Nature writing and illustration come into focus at the Bombay Natural History Society (B. N. H. S.), where journalist and researcher Vrushal Pendharkar explores the community behind the B. N. H. S. Journal through the work of artist and illustrator Carl D’Silva.

Faith in Form

That afternoon, we will head to Our Lady of Salvation Church in Dadar, to revisit architect Charles Correa’s modernist vision for sacred space.
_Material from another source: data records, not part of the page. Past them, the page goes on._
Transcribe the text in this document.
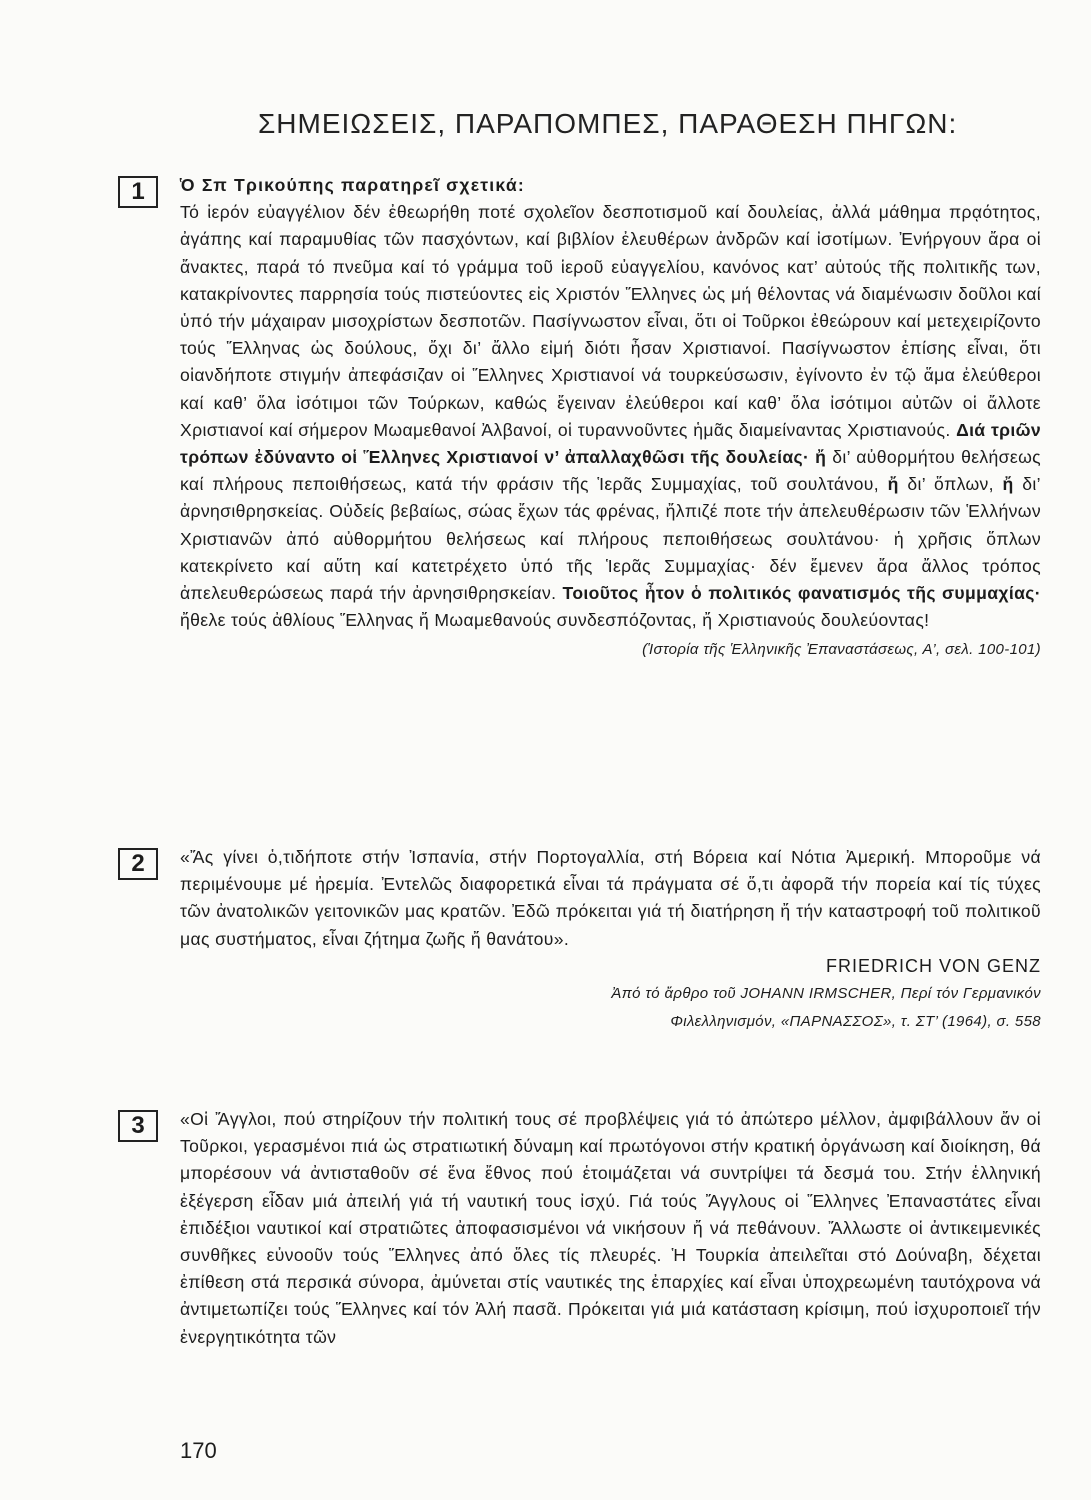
ΣΗΜΕΙΩΣΕΙΣ, ΠΑΡΑΠΟΜΠΕΣ, ΠΑΡΑΘΕΣΗ ΠΗΓΩΝ:
1	Ὁ Σπ Τρικούπης παρατηρεῖ σχετικά:
Τό ἱερόν εὐαγγέλιον δέν ἐθεωρήθη ποτέ σχολεῖον δεσποτισμοῦ καί δουλείας, ἀλλά μάθημα πρᾳότητος, ἀγάπης καί παραμυθίας τῶν πασχόντων, καί βιβλίον ἐλευθέρων ἀνδρῶν καί ἰσοτίμων. Ἐνήργουν ἄρα οἱ ἄνακτες, παρά τό πνεῦμα καί τό γράμμα τοῦ ἱεροῦ εὐαγγελίου, κανόνος κατ’ αὐτούς τῆς πολιτικῆς των, κατακρίνοντες παρρησία τούς πιστεύοντες εἰς Χριστόν Ἕλληνες ὡς μή θέλοντας νά διαμένωσιν δοῦλοι καί ὑπό τήν μάχαιραν μισοχρίστων δεσποτῶν. Πασίγνωστον εἶναι, ὅτι οἱ Τοῦρκοι ἐθεώρουν καί μετεχειρίζοντο τούς Ἕλληνας ὡς δούλους, ὄχι δι’ ἄλλο εἰμή διότι ἦσαν Χριστιανοί. Πασίγνωστον ἐπίσης εἶναι, ὅτι οἱανδήποτε στιγμήν ἀπεφάσιζαν οἱ Ἕλληνες Χριστιανοί νά τουρκεύσωσιν, ἐγίνοντο ἐν τῷ ἅμα ἐλεύθεροι καί καθ’ ὅλα ἰσότιμοι τῶν Τούρκων, καθώς ἔγειναν ἐλεύθεροι καί καθ’ ὅλα ἰσότιμοι αὐτῶν οἱ ἄλλοτε Χριστιανοί καί σήμερον Μωαμεθανοί Ἀλβανοί, οἱ τυραννοῦντες ἡμᾶς διαμείναντας Χριστιανούς. Διά τριῶν τρόπων ἐδύναντο οἱ Ἕλληνες Χριστιανοί ν’ ἀπαλλαχθῶσι τῆς δουλείας· ἤ δι’ αὐθορμήτου θελήσεως καί πλήρους πεποιθήσεως, κατά τήν φράσιν τῆς Ἱερᾶς Συμμαχίας, τοῦ σουλτάνου, ἤ δι’ ὅπλων, ἤ δι’ ἀρνησιθρησκείας. Οὐδείς βεβαίως, σώας ἔχων τάς φρένας, ἤλπιζέ ποτε τήν ἀπελευθέρωσιν τῶν Ἑλλήνων Χριστιανῶν ἀπό αὐθορμήτου θελήσεως καί πλήρους πεποιθήσεως σουλτάνου· ἡ χρῆσις ὅπλων κατεκρίνετο καί αὕτη καί κατετρέχετο ὑπό τῆς Ἱερᾶς Συμμαχίας· δέν ἔμενεν ἄρα ἄλλος τρόπος ἀπελευθερώσεως παρά τήν ἀρνησιθρησκείαν. Τοιοῦτος ἦτον ὁ πολιτικός φανατισμός τῆς συμμαχίας· ἤθελε τούς ἀθλίους Ἕλληνας ἤ Μωαμεθανούς συνδεσπόζοντας, ἤ Χριστιανούς δουλεύοντας!

(Ἱστορία τῆς Ἑλληνικῆς Ἐπαναστάσεως, Α’, σελ. 100-101)
2	«Ἄς γίνει ὁ,τιδήποτε στήν Ἰσπανία, στήν Πορτογαλλία, στή Βόρεια καί Νότια Ἀμερική. Μποροῦμε νά περιμένουμε μέ ἠρεμία. Ἐντελῶς διαφορετικά εἶναι τά πράγματα σέ ὅ,τι ἀφορᾶ τήν πορεία καί τίς τύχες τῶν ἀνατολικῶν γειτονικῶν μας κρατῶν. Ἐδῶ πρόκειται γιά τή διατήρηση ἤ τήν καταστροφή τοῦ πολιτικοῦ μας συστήματος, εἶναι ζήτημα ζωῆς ἤ θανάτου».

FRIEDRICH VON GENZ
Ἀπό τό ἄρθρο τοῦ JOHANN IRMSCHER, Περί τόν Γερμανικόν
Φιλελληνισμόν, «ΠΑΡΝΑΣΣΟΣ», τ. ΣΤ’ (1964), σ. 558
3	«Οἱ Ἄγγλοι, πού στηρίζουν τήν πολιτική τους σέ προβλέψεις γιά τό ἀπώτερο μέλλον, ἀμφιβάλλουν ἄν οἱ Τοῦρκοι, γερασμένοι πιά ὡς στρατιωτική δύναμη καί πρωτόγονοι στήν κρατική ὀργάνωση καί διοίκηση, θά μπορέσουν νά ἀντισταθοῦν σέ ἕνα ἔθνος πού ἑτοιμάζεται νά συντρίψει τά δεσμά του. Στήν ἑλληνική ἐξέγερση εἶδαν μιά ἀπειλή γιά τή ναυτική τους ἰσχύ. Γιά τούς Ἄγγλους οἱ Ἕλληνες Ἐπαναστάτες εἶναι ἐπιδέξιοι ναυτικοί καί στρατιῶτες ἀποφασισμένοι νά νικήσουν ἤ νά πεθάνουν. Ἄλλωστε οἱ ἀντικειμενικές συνθῆκες εὐνοοῦν τούς Ἕλληνες ἀπό ὅλες τίς πλευρές. Ἡ Τουρκία ἀπειλεῖται στό Δούναβη, δέχεται ἐπίθεση στά περσικά σύνορα, ἀμύνεται στίς ναυτικές της ἐπαρχίες καί εἶναι ὑποχρεωμένη ταυτόχρονα νά ἀντιμετωπίζει τούς Ἕλληνες καί τόν Ἀλή πασᾶ. Πρόκειται γιά μιά κατάσταση κρίσιμη, πού ἰσχυροποιεῖ τήν ἐνεργητικότητα τῶν

170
Through a conversation between architect Nondita Correa Mehrotra and poet-curator Ranjit Hoskote, the event reflects on faith, architecture and art, with M. F. Husain and Anjolie Ela Menon’s glass paintings and tableaux on view at the Church as well.

Tracing Stone and Shadow

The city’s ancient past emerges on 15 March with a guided walk through the Kanheri Caves, a remarkable complex of over one hundred rock-cut monuments dating from the 1st century B. C. E. to the 10th century C. E. Carved into basalt cliffs, the caves served as Buddhist monasteries, prayer halls and centres of learning along ancient trade routes. Intricate carvings, stupas and water-management systems reveal a sophisticated monastic life sustained by surrounding communities. Over centuries, the caves witnessed shifts in religious practice and patronage, before being rediscovered by colonial archaeologists, today standing as a powerful testament to Mumbai’s deep, layered past. Led by archaeologist Suraj A. Pandit, the walk explores the social life of the Buddhist community at the caves, followed by a participatory mapping exercise with students from Sathaye College.

The Citizen-Artist

The festival concludes on 16 March at the Kamla Raheja Vidyanidhi Institute for Architecture and Environmental Studies. Through archival material and a conversation between the artist Navjot and curator Nancy Adajania, the session examines the public art interventions and political activism of Altaf and Navjot in 1970s and 80s Mumbai, situating artistic practice within wider movements for social change.